Alerting hospital units that frequently refer for CECT, such as the oncology, surgery, and emergency departments, as well as other users of ICM (cardiology, vascular surgery, GI, radiation oncology, urology) can help align preservation strategies throughout the institution.

"The effects will be variable from place to place," Cavallo told Medscape. "Any facility that has very low supplies of ICM should already be functioning in a restricted capacity.
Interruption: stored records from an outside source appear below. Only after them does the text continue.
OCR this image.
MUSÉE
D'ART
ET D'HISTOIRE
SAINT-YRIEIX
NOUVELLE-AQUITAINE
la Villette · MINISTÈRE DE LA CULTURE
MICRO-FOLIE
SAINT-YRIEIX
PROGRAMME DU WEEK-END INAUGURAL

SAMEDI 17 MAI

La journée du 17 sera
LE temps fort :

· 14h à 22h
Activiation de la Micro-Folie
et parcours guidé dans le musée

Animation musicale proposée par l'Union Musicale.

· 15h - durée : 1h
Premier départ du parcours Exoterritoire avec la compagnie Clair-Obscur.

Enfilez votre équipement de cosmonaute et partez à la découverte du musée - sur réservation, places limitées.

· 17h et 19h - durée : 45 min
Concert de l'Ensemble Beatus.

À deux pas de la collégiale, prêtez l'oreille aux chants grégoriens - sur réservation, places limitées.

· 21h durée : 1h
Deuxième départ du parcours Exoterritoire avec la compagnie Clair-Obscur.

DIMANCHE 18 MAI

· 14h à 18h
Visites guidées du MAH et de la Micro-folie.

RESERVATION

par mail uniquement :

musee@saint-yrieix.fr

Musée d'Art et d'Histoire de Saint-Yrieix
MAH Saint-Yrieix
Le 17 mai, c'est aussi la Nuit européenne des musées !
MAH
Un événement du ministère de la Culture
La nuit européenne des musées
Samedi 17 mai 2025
There are multiple press reports of some places deferring nonurgent imaging or procedures, and nonurgent outpatient imaging will probably see the most deferments, due to its relative lack of acuity."

Cavallo pointed out that radiologists will likely be reading more noncontrast images that would routinely have been made with contrast. "In some cases, this could make it more difficult to make accurate diagnoses," he said. "Radiologists will also be consulted more frequently, as clinicians discuss individual patients to determine suitable alternative imaging."

Hospitals will probably seek more input from radiologists on which exams can be performed without contrast while still providing a high level of care. "Other than the specific tips related to direct ICM reduction which we have outlined in the paper, I would stress the necessity to work together with ordering physicians and consultants," Cavallo added.

The authors note that common indications for CECT can be stratified, according to necessity, using three primary means for reducing ICM usage: direct ICM dose reduction; alternative diagnostic imaging modalities or CT contrast agents; and deferment of imaging.

Finn noted that he and his colleagues have become very stringent with the amount of contrast they use and with which contrast they use. "We don't open up bottles unless we have to, and when we do open them, we use as little as possible," he said. "We dilute the contrast as much as we can while not impacting diagnostic quality. It's a diagnostic challenge as to how much we can dilute and not do the patient a disservice."

Finn described the situation as "scary...and very reminiscent of the days of the COVID pandemic when people were running out of masks. We never reused masks after a procedure, but then we were suddenly wearing them all day long. It became the new normal."

According to a May 12 advisory from the American Hospital Association, a GE Healthcare official said that the Shanghai facility has returned to 25% production capacity and that it hopes to reach 50% capacity within the next week. Some of the production has been moved to a plant in Cork, Ireland, and they have begun shipping to the US by air to speed deliveries. Although that development is encouraging, normal production is not expected to resume for at least another month.

Pahade is a consultant for GE Healthcare and Clario. Cavallo and Finn have disclosed no relevant financial relationships.